As CPW previously covered, the Fifth Circuit Court of Appeals, in a published decision, affirmed dismissal of Plaintiffs’ Complaint in Allen v. Vertafore, 21-20404, Fifth Circuit Court of Appeals, March 11, 2022. In its Opinion, the Fifth Circuit agreed with the district court that Plaintiffs failed to plead a cognizable claim under the federal Driver’s Privacy Protection Act (“DPPA”), 18 USC § 2721, et seq, refusing to revive a putative class action where Plaintiffs demanded USD $69.9 billion in liquidated damages.

Allen concerned a data event Vertafore publicly disclosed in November 2020, which involved the unsecured online storage of Texas drivers’ license data for over 27.7 million individuals. The first three cases were filed in the District of Colorado, Northern District of Texas, and Southern District of Texas, each seeking to represent 27.7 million class members and seeking more than USD $69 billion in statutory liquidated damages under the DPPA in addition to damages on negligence claims, injunctive relief, and potential punitive damages.

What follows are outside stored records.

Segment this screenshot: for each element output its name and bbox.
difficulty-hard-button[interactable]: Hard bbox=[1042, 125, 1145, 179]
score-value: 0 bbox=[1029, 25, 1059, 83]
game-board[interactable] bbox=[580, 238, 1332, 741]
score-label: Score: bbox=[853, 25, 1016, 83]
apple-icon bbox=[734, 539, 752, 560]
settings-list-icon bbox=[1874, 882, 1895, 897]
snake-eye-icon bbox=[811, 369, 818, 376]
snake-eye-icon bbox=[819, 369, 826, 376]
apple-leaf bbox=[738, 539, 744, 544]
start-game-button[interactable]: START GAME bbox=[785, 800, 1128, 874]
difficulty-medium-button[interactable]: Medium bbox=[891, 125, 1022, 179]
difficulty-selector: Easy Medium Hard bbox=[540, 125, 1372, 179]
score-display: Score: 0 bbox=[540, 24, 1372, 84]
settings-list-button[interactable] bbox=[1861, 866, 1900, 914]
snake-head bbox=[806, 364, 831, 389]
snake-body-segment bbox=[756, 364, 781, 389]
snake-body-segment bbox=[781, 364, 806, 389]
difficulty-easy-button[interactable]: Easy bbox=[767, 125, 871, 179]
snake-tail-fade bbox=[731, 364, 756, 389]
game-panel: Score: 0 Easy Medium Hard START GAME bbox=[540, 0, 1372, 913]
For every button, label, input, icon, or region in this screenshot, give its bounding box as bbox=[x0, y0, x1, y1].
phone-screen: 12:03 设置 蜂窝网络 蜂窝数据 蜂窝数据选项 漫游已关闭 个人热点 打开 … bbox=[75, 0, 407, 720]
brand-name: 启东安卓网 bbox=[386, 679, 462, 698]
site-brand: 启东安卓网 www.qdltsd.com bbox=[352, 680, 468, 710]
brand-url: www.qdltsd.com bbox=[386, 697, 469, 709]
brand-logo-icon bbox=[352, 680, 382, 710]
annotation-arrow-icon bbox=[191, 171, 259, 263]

Consistent with Fifth Circuit precedent, to state a claim for a violation of the DPPA, the complaint must adequately allege that (1) the defendant knowingly obtained, disclosed, or used personal information; (2) from a motor vehicle record; and (3) for a purpose not permitted. On this basis, the first-filed Allen complaint was dismissed as the district court held Plaintiffs failed to adequately allege that Vertafore knowingly disclosed personal information for a purpose not permitted by the DPPA.

Plaintiffs then filed an appeal to the Fifth Circuit. The Fifth Circuit, however, affirmed the district court’s dismissal.

In the wake of this impressive win for Vertafore and the SPB Team, Bloomberg Law reached out to CPW’s Rafael Langer-Osuna and Kristin Bryan to get their insight on the impact this ruling will have on DPPA litigation going forward for a recently published article.

Kristin Bryan was quoted in the article as saying, “[t]he Driver’s Privacy Protection Act, enacted in 1994, prohibits the disclosure of personal information without consent, with some exceptions. It was passed to safeguard people’s privacy and safety and to regulate the disclosure of personal information by state Departments of Motor Vehicles—not to penalize companies in the wake of a data event, as is the case here. To successfully bring claims under the statute, plaintiffs must allege a knowing disclosure. The Fifth Circuit rightly recognized that a purported mismanagement of information—such as storing driver’s license data on unprotected servers—doesn’t clear that bar.”

In the article, Rafael Langer-Osuna notably states that “[t]he law has been attractive to plaintiffs because of the potential for high fees. It provides for liquidated damages of at least [USD]$2,500 per violation. Plaintiffs have been making this reach for a long time. Now they’ll be forced to rely on statutes that actually relate to the data breach context.”

For the full scoop, click here to see the news article by Bloomberg Law.

We again want to congratulate the SPB Vertafore team for successfully defeating this high-stakes data privacy case and subsequently paving the way for future DPPA litigation to come.